Published Web Location

https://doi.org/10.1002/clc.22938
Abstract

Background

Sex-based differences in acute coronary syndrome (ACS) mortality may attenuate with age due to better symptom recognition and prompt care.

Hypothesis

Age is a modifier of temporal trends in sex-based differences in ACS care.

Methods

Among 104 817 eligible patients with ACS enrolled in the AHA Get With the Guidelines-Coronary Artery Disease registry between 2003 and 2008, care and in-hospital mortality were evaluated stratified by sex and age. Temporal trends within sex and age groups were assessed for 2 care processes: percentage of STEMI patients presenting to PCI-capable hospitals with a DTB time ≤ 90 minutes (DTB90) and proportion of eligible ACS patients receiving aspirin within 24 hours.

Results

After adjustment for clinical risk factors and sociodemographic and hospital characteristics, 2276 (51.7%) women and 6276 (56.9%) men with STEMI were treated with DTB90 (adjusted OR: 0.85, 95% CI: 0.80-0.91, P < 0.0001 for women vs men).
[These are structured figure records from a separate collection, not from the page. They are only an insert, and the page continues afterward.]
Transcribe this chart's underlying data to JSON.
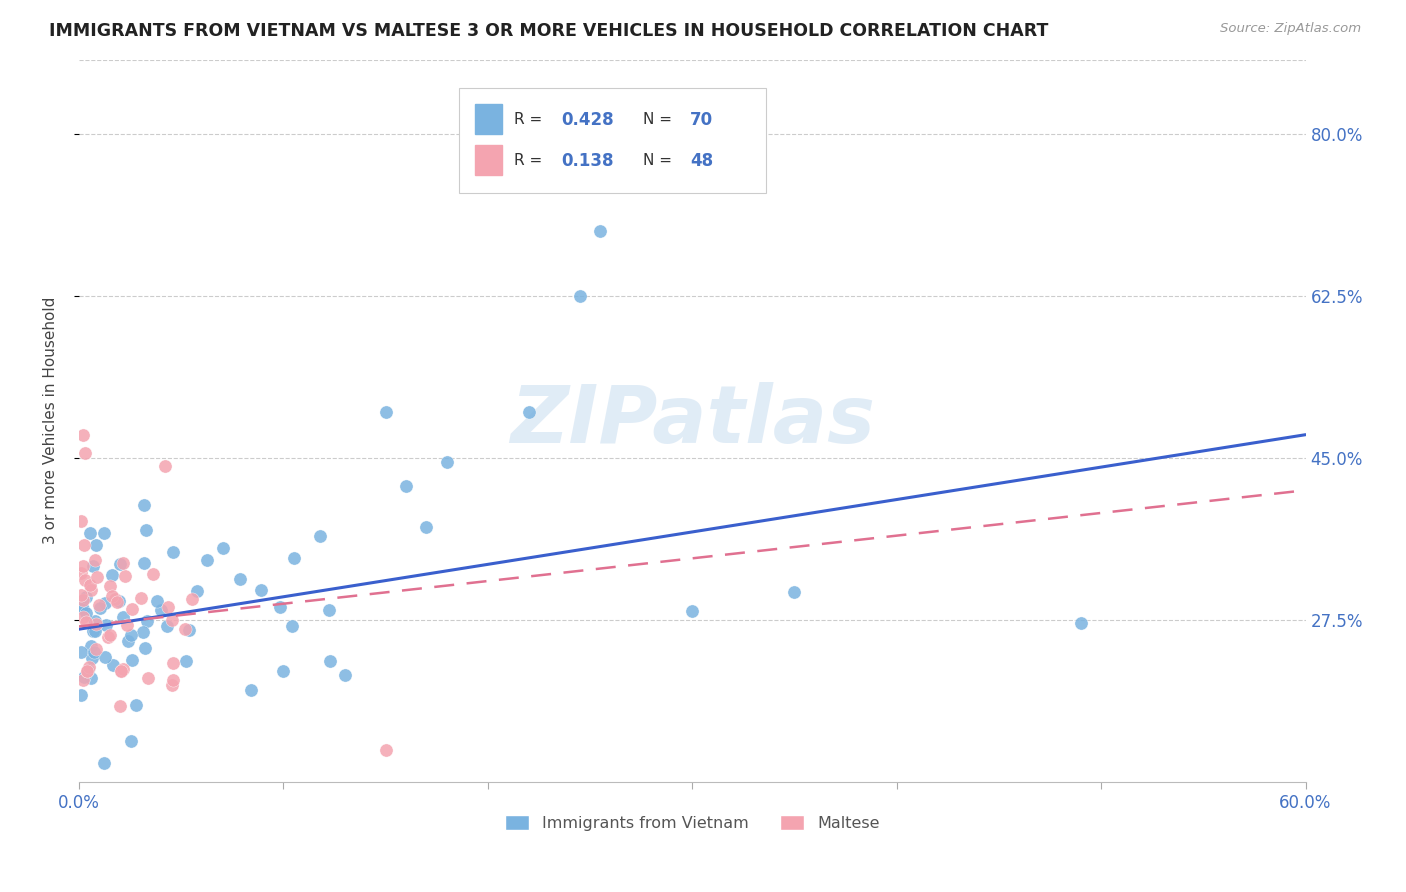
{
  "title": "IMMIGRANTS FROM VIETNAM VS MALTESE 3 OR MORE VEHICLES IN HOUSEHOLD CORRELATION CHART",
  "source": "Source: ZipAtlas.com",
  "ylabel": "3 or more Vehicles in Household",
  "xlim": [
    0.0,
    0.6
  ],
  "ylim": [
    0.1,
    0.88
  ],
  "yticks": [
    0.275,
    0.45,
    0.625,
    0.8
  ],
  "yticklabels": [
    "27.5%",
    "45.0%",
    "62.5%",
    "80.0%"
  ],
  "xtick_positions": [
    0.0,
    0.1,
    0.2,
    0.3,
    0.4,
    0.5,
    0.6
  ],
  "color_vietnam": "#7ab3e0",
  "color_maltese": "#f4a4b0",
  "color_trendline_blue": "#3a5fcd",
  "color_trendline_pink": "#e07090",
  "watermark": "ZIPatlas",
  "r_vietnam": 0.428,
  "n_vietnam": 70,
  "r_maltese": 0.138,
  "n_maltese": 48,
  "viet_trend_x0": 0.0,
  "viet_trend_y0": 0.265,
  "viet_trend_x1": 0.6,
  "viet_trend_y1": 0.475,
  "malt_trend_x0": 0.0,
  "malt_trend_y0": 0.268,
  "malt_trend_x1": 0.6,
  "malt_trend_y1": 0.415
}
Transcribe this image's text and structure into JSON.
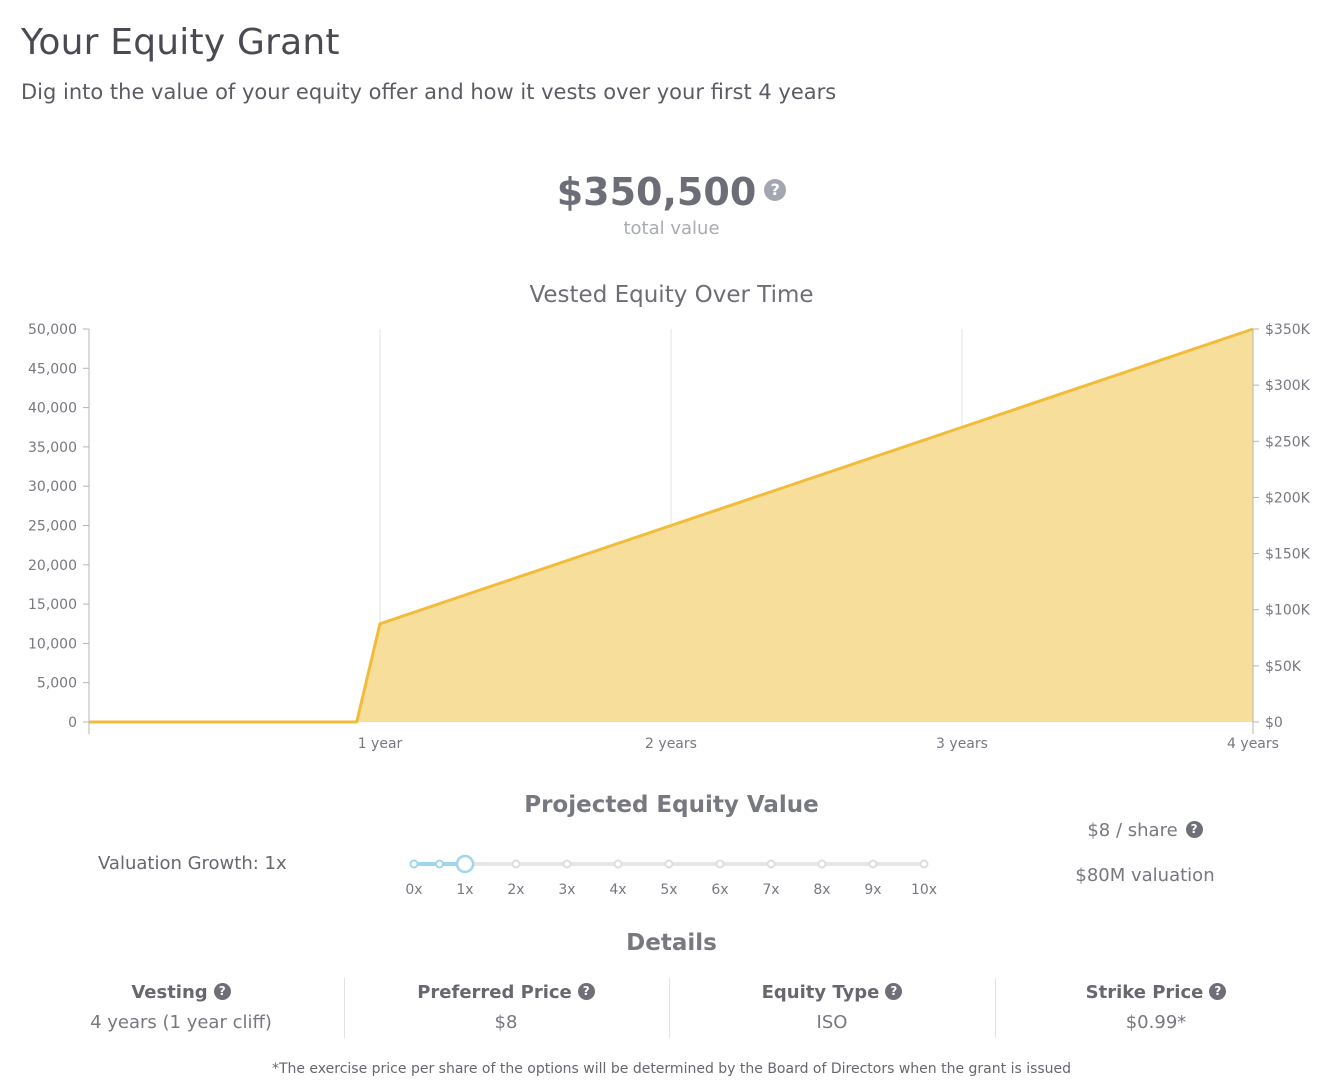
{
  "header": {
    "title": "Your Equity Grant",
    "subtitle": "Dig into the value of your equity offer and how it vests over your first 4 years"
  },
  "total": {
    "value": "$350,500",
    "label": "total value",
    "help_icon": "question-circle-icon"
  },
  "chart_data": {
    "type": "area",
    "title": "Vested Equity Over Time",
    "x": [
      0,
      0.92,
      1,
      2,
      3,
      4
    ],
    "values": [
      0,
      0,
      12500,
      25000,
      37500,
      50000
    ],
    "x_ticks": [
      "1 year",
      "2 years",
      "3 years",
      "4 years"
    ],
    "x_tick_values": [
      1,
      2,
      3,
      4
    ],
    "xlim": [
      0,
      4
    ],
    "y_left_ticks": [
      "0",
      "5,000",
      "10,000",
      "15,000",
      "20,000",
      "25,000",
      "30,000",
      "35,000",
      "40,000",
      "45,000",
      "50,000"
    ],
    "ylim_left": [
      0,
      50000
    ],
    "y_right_ticks": [
      "$0",
      "$50K",
      "$100K",
      "$150K",
      "$200K",
      "$250K",
      "$300K",
      "$350K"
    ],
    "ylim_right": [
      0,
      350000
    ],
    "color": "#f2bc3a",
    "fill_color": "#f7df9b",
    "grid": "vertical"
  },
  "projected": {
    "title": "Projected Equity Value",
    "growth_label": "Valuation Growth: 1x",
    "slider": {
      "labels": [
        "0x",
        "1x",
        "2x",
        "3x",
        "4x",
        "5x",
        "6x",
        "7x",
        "8x",
        "9x",
        "10x"
      ],
      "selected": 1,
      "accent": "#9fd6ee"
    },
    "per_share": "$8 / share",
    "valuation": "$80M valuation"
  },
  "details": {
    "title": "Details",
    "items": [
      {
        "label": "Vesting",
        "value": "4 years (1 year cliff)"
      },
      {
        "label": "Preferred Price",
        "value": "$8"
      },
      {
        "label": "Equity Type",
        "value": "ISO"
      },
      {
        "label": "Strike Price",
        "value": "$0.99*"
      }
    ]
  },
  "footnote": "*The exercise price per share of the options will be determined by the Board of Directors when the grant is issued"
}
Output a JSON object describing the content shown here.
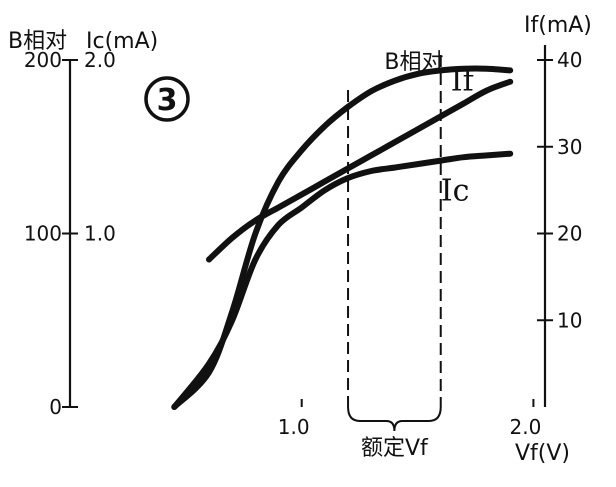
{
  "chart_data": {
    "type": "line",
    "panel_label": "3",
    "x": {
      "label": "Vf(V)",
      "ticks": [
        1.0,
        2.0
      ],
      "tick_labels": [
        "1.0",
        "2.0"
      ],
      "range": [
        0,
        2.05
      ]
    },
    "y_left_outer": {
      "label": "B相对",
      "ticks": [
        0,
        100,
        200
      ],
      "tick_labels": [
        "0",
        "100",
        "200"
      ],
      "range": [
        0,
        200
      ]
    },
    "y_left_inner": {
      "label": "Ic(mA)",
      "ticks": [
        1.0,
        2.0
      ],
      "tick_labels": [
        "1.0",
        "2.0"
      ],
      "range": [
        0,
        2.0
      ]
    },
    "y_right": {
      "label": "If(mA)",
      "ticks": [
        10,
        20,
        30,
        40
      ],
      "tick_labels": [
        "10",
        "20",
        "30",
        "40"
      ],
      "range": [
        0,
        40
      ]
    },
    "rated_vf": {
      "label": "额定Vf",
      "range": [
        1.2,
        1.6
      ]
    },
    "series": [
      {
        "name": "B相对",
        "axis": "y_left_outer",
        "points": [
          [
            0.45,
            0
          ],
          [
            0.6,
            20
          ],
          [
            0.7,
            55
          ],
          [
            0.8,
            100
          ],
          [
            0.9,
            130
          ],
          [
            1.0,
            148
          ],
          [
            1.1,
            162
          ],
          [
            1.2,
            173
          ],
          [
            1.3,
            182
          ],
          [
            1.4,
            188
          ],
          [
            1.5,
            192
          ],
          [
            1.6,
            194
          ],
          [
            1.7,
            195
          ],
          [
            1.8,
            195
          ],
          [
            1.9,
            194
          ]
        ]
      },
      {
        "name": "If",
        "axis": "y_right",
        "points": [
          [
            0.6,
            17
          ],
          [
            0.7,
            19.5
          ],
          [
            0.8,
            21.5
          ],
          [
            0.9,
            23
          ],
          [
            1.0,
            24.5
          ],
          [
            1.1,
            26
          ],
          [
            1.2,
            27.5
          ],
          [
            1.3,
            29
          ],
          [
            1.4,
            30.5
          ],
          [
            1.5,
            32
          ],
          [
            1.6,
            33.5
          ],
          [
            1.7,
            35
          ],
          [
            1.8,
            36.5
          ],
          [
            1.9,
            37.5
          ]
        ]
      },
      {
        "name": "Ic",
        "axis": "y_left_inner",
        "points": [
          [
            0.45,
            0.0
          ],
          [
            0.6,
            0.25
          ],
          [
            0.7,
            0.5
          ],
          [
            0.8,
            0.85
          ],
          [
            0.9,
            1.05
          ],
          [
            1.0,
            1.15
          ],
          [
            1.1,
            1.25
          ],
          [
            1.2,
            1.32
          ],
          [
            1.3,
            1.36
          ],
          [
            1.4,
            1.38
          ],
          [
            1.5,
            1.4
          ],
          [
            1.6,
            1.42
          ],
          [
            1.7,
            1.44
          ],
          [
            1.8,
            1.45
          ],
          [
            1.9,
            1.46
          ]
        ]
      }
    ]
  }
}
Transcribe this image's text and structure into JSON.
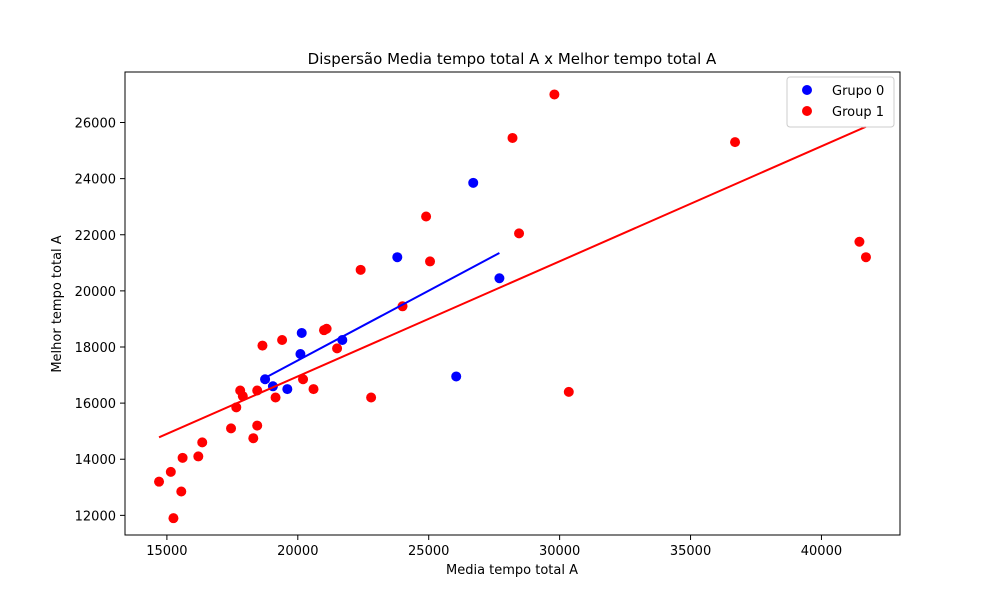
{
  "chart_data": {
    "type": "scatter",
    "title": "Dispersão Media tempo total A x Melhor tempo total A",
    "xlabel": "Media tempo total A",
    "ylabel": "Melhor tempo total A",
    "xlim": [
      13400,
      43000
    ],
    "ylim": [
      11300,
      27800
    ],
    "xticks": [
      15000,
      20000,
      25000,
      30000,
      35000,
      40000
    ],
    "yticks": [
      12000,
      14000,
      16000,
      18000,
      20000,
      22000,
      24000,
      26000
    ],
    "grid": false,
    "legend_position": "top-right",
    "series": [
      {
        "name": "Grupo 0",
        "color": "#0000ff",
        "points": [
          [
            18750,
            16850
          ],
          [
            19050,
            16600
          ],
          [
            19600,
            16500
          ],
          [
            20100,
            17750
          ],
          [
            20150,
            18500
          ],
          [
            21700,
            18250
          ],
          [
            23800,
            21200
          ],
          [
            26050,
            16950
          ],
          [
            26700,
            23850
          ],
          [
            27700,
            20450
          ]
        ],
        "trendline": {
          "x": [
            18750,
            27700
          ],
          "y": [
            16900,
            21350
          ]
        }
      },
      {
        "name": "Group 1",
        "color": "#ff0000",
        "points": [
          [
            14700,
            13200
          ],
          [
            15150,
            13550
          ],
          [
            15250,
            11900
          ],
          [
            15550,
            12850
          ],
          [
            15600,
            14050
          ],
          [
            16200,
            14100
          ],
          [
            16350,
            14600
          ],
          [
            17450,
            15100
          ],
          [
            17650,
            15850
          ],
          [
            17800,
            16450
          ],
          [
            17900,
            16250
          ],
          [
            18300,
            14750
          ],
          [
            18450,
            16450
          ],
          [
            18450,
            15200
          ],
          [
            18650,
            18050
          ],
          [
            19150,
            16200
          ],
          [
            19400,
            18250
          ],
          [
            20200,
            16850
          ],
          [
            20600,
            16500
          ],
          [
            21000,
            18600
          ],
          [
            21100,
            18650
          ],
          [
            21500,
            17950
          ],
          [
            22400,
            20750
          ],
          [
            22800,
            16200
          ],
          [
            24000,
            19450
          ],
          [
            24900,
            22650
          ],
          [
            25050,
            21050
          ],
          [
            28200,
            25450
          ],
          [
            28450,
            22050
          ],
          [
            29800,
            27000
          ],
          [
            30350,
            16400
          ],
          [
            36700,
            25300
          ],
          [
            41450,
            21750
          ],
          [
            41700,
            21200
          ]
        ],
        "trendline": {
          "x": [
            14700,
            41700
          ],
          "y": [
            14780,
            25850
          ]
        }
      }
    ]
  }
}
Time trend analysis showed an absolute increase ranging from 24% to 35% in DTB90 rates among both men and women (P for trend <0.0001 for each group), with consistent differences over time across the 4 age/sex groups (3-way P-interaction = 0.93). Despite high rate of baseline aspirin use (87%-91%), there was a 9% to 11% absolute increase in aspirin use over time, also with consistent differences across the 4 age/sex groups (all 3-way P-interaction ≥0.15).

Conclusions

Substantial gains of generally similar magnitude existed in ACS performance measures over 6 years of study across sex and age groups; areas for improvement remain, particularly among younger women.